English    Türkçe    فارسی   

6
1946-1955

  • هم‌چنین هر روز تیر انداختی  ** لیک جای گنج را نشناختی 
  • Böylece her gün ok atıyor, düştüğü yeri kazıyor, fakat bir türlü definenin yerini bulamıyordu.
  • چونک این را پیشه کرد او بر دوام  ** فجفجی در شهر افتاد و عوام 
  • Bunu âdet edindi. Daima orayı burayı kazıp durduğundan şehre bir dedikodudur yayıldı, iş halkın ağzına düştü.
  • فاش شدن خبر این گنج و رسیدن به گوش پادشاه 
  • Definenin halkın ağzına düşmesi ve padişah tarafından duyulması
  • پس خبر کردند سلطان را ازین  ** آن گروهی که بدند اندر کمین 
  • Pusuda duran, fırsat gözleyen adamlar, bu işi padişaha haber verdiler.
  • عرضه کردند آن سخن را زیردست  ** که فلانی گنج‌نامه یافتست 
  • Filân, bir define bildiren kâğıt bulmuş diye söylediler.
  • چون شنید این شخص کین با شه رسید  ** جز که تسلیم و رضا چاره ندید  1950
  • Adam, padişah tarafından duyulduğunu anlayınca teslim olmadan, kadere boyun eğmeden başka çare görmedi.

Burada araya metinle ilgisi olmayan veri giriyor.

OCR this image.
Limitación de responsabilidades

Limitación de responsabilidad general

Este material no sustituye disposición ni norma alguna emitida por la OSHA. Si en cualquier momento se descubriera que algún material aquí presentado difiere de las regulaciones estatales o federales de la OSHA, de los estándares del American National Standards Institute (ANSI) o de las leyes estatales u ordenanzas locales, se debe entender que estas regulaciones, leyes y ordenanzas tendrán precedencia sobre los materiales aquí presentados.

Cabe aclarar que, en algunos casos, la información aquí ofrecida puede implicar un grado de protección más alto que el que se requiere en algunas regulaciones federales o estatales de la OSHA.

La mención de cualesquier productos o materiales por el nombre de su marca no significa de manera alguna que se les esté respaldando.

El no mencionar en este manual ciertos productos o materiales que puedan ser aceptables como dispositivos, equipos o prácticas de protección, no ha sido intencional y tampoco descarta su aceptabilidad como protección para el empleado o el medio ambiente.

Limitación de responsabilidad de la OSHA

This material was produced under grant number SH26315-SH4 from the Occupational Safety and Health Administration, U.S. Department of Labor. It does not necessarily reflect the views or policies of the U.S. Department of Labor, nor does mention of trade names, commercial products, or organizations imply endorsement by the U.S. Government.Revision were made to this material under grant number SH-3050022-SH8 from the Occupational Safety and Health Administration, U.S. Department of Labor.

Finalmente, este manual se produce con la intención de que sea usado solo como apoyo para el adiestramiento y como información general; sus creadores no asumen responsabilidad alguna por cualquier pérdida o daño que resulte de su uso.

  • پیش از آنک اشکنجه بیند زان قباد  ** رقعه را آن شخص پیش او نهاد 
  • Padişah kendisine işkence yapmadan, kâğıdı padişahın önüne koydu.
  • گفت تا این رقعه را یابیده‌ام  ** گنج نه و رنج بی‌حد دیده‌ام 
  • Dedi ki: Şu kâğıdı buldum ama defineyi bulamadım. Define yerine hadsiz, hesapsız zahmetlere girdim.
  • خود نشد یک حبه از گنج آشکار  ** لیک پیچیدم بسی من هم‌چو مار 
  • Defineden bir habbe bile meydana çıkmadı. Fakat ben yılan gibi bir hayli kıvrandım durdum.
  • مدت ماهی چنینم تلخ‌کام  ** که زیان و سود این بر من حرام 
  • Bir aydır ağzımın tadı yok. Bunun ziyanı da haram oldu bana, kârı da.
  • بوک بختت بر کند زین کان غطا  ** ای شه پیروزجنگ و دزگشا  1955
  • Belki bahtın şu perdeyi açar ey savaşı kutlu olan kaleler fethetmiş padişahım!